At my church, TrueNorth, our pastor has been challenging us not to stay comfortable in our walk for too long. This can also be turned around and looked at from another perspective. God is saying to us, don't get comfortable because I have bigger and better plans for you. I have recently discovered that this is in fact truth. When you pray, "God, disturb me. Disturb my life." it is looking like God simply says, "Ok sure." I am learning that for God to build our lives up, they must first be torn apart.

I am at an age in my life where many decisions will be made. Some for good, some for "not so good." Every time I turn around something in my life is changing. Whether it be my school, major, job, house, or pants size, nothing stays the same for long. This may sound somewhat obvious, of course things change. Seasons come and go, time moves by as quickly as it did the day before, there is always change. So why is it that when we change things we aren't used to changing we feel so torn apart?

In the end change will have always happened, whether it have been for better or worse. But how is a decision supposed to be made when all paths look great? What is to tell you that the prize is actually behind a different door than the one you are thinking of choosing? If all of the doors are God-given, does it matter which path is taken? Is the decision left up to us? Why do we have to change? What would happen if we decide not to walk through any of the open doors?

My thoughts escape me...

Sunday, March 30, 2008

Oh Toilets...

This video made me laugh so hard that I peed a little...Just thought I'd share...






This one is probably even funnier... but at this point I had already hyperventilated...

Wednesday, February 6, 2008

No Jokin...Growing Up Really IS Hard...

So I obviously never blog, and I have a few good reasons. One, not sure if anybody even reads it, but does that matter? Oh well.....two, I rarely find time to blog. School, 3 jobs, and a life makes it a little tough. Three, I don't like people to feel sorry for me, so if I write about a problem or something I don't want any sorry people out there!

So this past December me and a buddy got a bright idea of starting a business. Sweet! I thought, a little extra money wouldn't hurt and there is no way it would become a big deal any time soon. Well, guess what? Have you ever thrown a match in a pile of wood soaked in lighter fluid? Thats what the business has turned into. A BIG burning pile of wood, and all of the people who inhabit the csra just keep adding more and more wood. So you could be thinking...what is the problem?! Well, its not a problem that we are doing well, in fact I am SUPER happy that we are doing good. But I am not convinced with myself that I want to own a thriving business at the age of 20. Is that too young? If I didn't really enjoy what I do and how I help people I definately would not be here. Don't get me wrong I am thankful for every person who walks through our office door. But seriously? THIS much in a month and one week? I guess I just wasn't ready for this much so fast. I was honestly expecting 5 or 6 clients, just enough to get by. Oh well, I'm buckled up...time for take off!

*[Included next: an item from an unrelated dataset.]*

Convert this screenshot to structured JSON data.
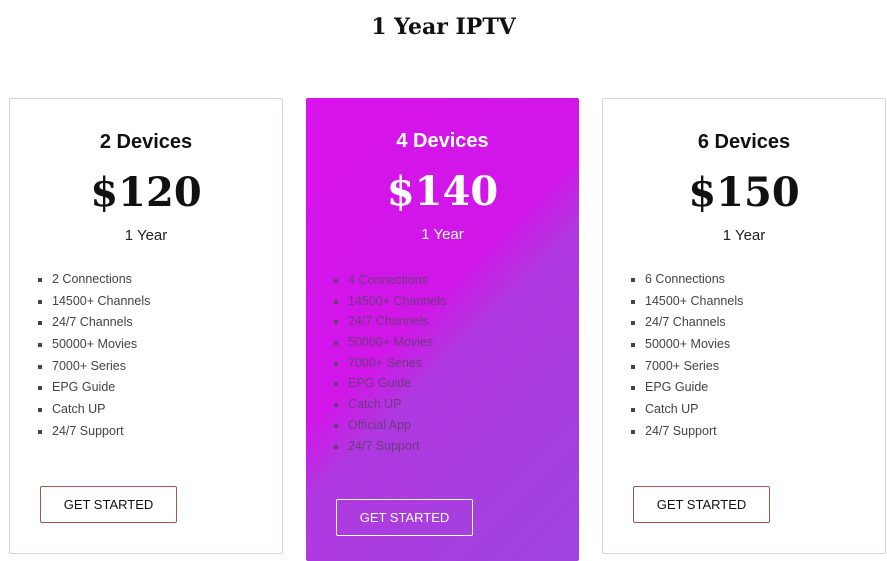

Its not just a business that is bringing the reality of growing up...there is a girl. Of course just like any good movie there is ALWAYS a girl. But this girl, can't put my finger on exactly why, is incredible! I really don't think I could ask for more in a young lady. Maybe that she didn't live an hour away...but that's ok! The weirdest thing about her is that I, yes me, chased after her. I don't mean to sound stuck up or anything but I dont usually chase a girl. Thats just not me. But I literally tried to get her to go out with me for almost 6 months. Then when she finally said yes...I was terrified to go out with her! We have been together a grand total of almost 5 months and I am loving every second of it. The best part is that God is in the center of the relationship and I love that. We have something special, I'm not gonna use any words that start with "M" around her yet...but who knows? I am very excited to see our future...

So yeah...I guess I am just venting...the workout just wasn't enough tonight to releive all of the stress. Hope everyone in blogger world is doing great!